In the opening sentence of Master Wang’s essay, he states: “One begins with standing and ends with standing.” Zhanzhuang (standing) helps to awaken, connect, and strengthen the mind and body. Students can greatly enhance both health and martial arts abilities using this system.
“Health stance is the basic training in I-Chuan, and it is critical for learning the fighting stance. Without the energy and good health developed by serious work in the basic health stance, it is senseless to consider fighting.” — Gregory Fong

mantis

Daily kung fu practice provides an energetic aerobic workout well suited to teenagers and young adults. Through a series of punching and kicking drills, students are taught to coordinate hands and feet with speed, focus, and timing with the ultimate aim of developing and using power efficiently.

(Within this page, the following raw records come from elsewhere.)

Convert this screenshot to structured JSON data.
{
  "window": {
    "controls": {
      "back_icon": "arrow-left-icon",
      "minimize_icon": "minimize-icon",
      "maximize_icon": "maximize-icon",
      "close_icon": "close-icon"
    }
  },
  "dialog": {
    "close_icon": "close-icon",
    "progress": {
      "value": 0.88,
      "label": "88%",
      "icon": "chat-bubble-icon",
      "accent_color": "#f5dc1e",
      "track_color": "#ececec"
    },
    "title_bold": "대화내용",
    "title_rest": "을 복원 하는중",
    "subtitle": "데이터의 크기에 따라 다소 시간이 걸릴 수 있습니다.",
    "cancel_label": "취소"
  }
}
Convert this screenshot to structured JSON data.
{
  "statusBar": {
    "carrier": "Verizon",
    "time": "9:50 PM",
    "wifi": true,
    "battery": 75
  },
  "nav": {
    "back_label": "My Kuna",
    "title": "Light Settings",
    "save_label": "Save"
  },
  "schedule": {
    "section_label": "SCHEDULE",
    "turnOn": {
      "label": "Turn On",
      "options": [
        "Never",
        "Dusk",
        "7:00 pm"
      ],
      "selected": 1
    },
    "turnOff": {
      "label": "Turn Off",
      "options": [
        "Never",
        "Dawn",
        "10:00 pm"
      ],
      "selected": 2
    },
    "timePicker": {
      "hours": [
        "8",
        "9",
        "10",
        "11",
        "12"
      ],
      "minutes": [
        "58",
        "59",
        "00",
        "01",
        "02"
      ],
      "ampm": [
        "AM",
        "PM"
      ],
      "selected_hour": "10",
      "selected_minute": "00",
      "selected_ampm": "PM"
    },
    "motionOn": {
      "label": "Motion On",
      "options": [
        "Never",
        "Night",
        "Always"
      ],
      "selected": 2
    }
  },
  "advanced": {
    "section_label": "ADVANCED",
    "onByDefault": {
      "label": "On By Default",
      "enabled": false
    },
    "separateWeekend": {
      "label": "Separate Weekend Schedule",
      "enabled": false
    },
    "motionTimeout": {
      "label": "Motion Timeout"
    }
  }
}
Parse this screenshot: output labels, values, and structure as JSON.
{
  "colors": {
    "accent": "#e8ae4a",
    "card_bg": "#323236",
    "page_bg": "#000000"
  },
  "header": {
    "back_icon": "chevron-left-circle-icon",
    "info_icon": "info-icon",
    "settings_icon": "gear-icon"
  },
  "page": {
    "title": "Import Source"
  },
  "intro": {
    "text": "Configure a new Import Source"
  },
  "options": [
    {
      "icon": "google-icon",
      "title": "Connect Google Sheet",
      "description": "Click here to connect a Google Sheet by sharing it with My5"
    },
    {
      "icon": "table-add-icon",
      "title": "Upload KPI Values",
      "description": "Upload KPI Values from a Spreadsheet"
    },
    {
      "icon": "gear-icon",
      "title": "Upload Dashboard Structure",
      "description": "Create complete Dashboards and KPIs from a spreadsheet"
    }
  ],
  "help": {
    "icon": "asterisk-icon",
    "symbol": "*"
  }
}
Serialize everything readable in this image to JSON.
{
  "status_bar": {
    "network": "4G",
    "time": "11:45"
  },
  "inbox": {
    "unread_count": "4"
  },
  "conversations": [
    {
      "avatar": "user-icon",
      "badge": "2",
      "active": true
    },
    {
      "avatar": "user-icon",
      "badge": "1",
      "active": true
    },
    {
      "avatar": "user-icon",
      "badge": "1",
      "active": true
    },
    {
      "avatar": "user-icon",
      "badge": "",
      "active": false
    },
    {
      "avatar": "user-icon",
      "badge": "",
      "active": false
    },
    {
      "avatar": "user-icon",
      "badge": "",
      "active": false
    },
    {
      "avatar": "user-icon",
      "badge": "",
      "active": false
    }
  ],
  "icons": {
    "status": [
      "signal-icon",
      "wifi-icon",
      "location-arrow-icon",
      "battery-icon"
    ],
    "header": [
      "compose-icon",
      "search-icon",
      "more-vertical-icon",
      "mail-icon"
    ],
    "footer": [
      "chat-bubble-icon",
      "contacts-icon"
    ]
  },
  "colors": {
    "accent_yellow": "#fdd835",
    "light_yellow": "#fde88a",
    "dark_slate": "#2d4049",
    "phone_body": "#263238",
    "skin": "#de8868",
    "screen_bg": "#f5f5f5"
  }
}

“What I teach is based on the efficient application of physical principles to the fundamentals of how the body and mind work together,” says Fong.

chenstyle

Chen t’ai chi is an athletic martial arts system which provides excellent daily exercise. Its health benefits include lowering blood pressure, toning muscles, building strength, gradually opening tight joints, and improving circulation.

“The true meaning of a given movement in a form is not its application, but rather the unlimited potential of the mind to provide muscular and skeletal support for that movement.” Gregory Fong

taichi

Regular mental and physical exercise is the key to long term good health. When performed slowly and gently, the Chinese martial art known as “t’ai chi chuan” is especially suitable for older students concerned to maintain their health and for students with poor health looking to improve it. Those who are already in good health and physically fit can benefit from a more vigorous approach.

“All my classes focus on improving each individual’s physical and mental fitness,” says Fong, “appropriate to their age and level of conditioning.”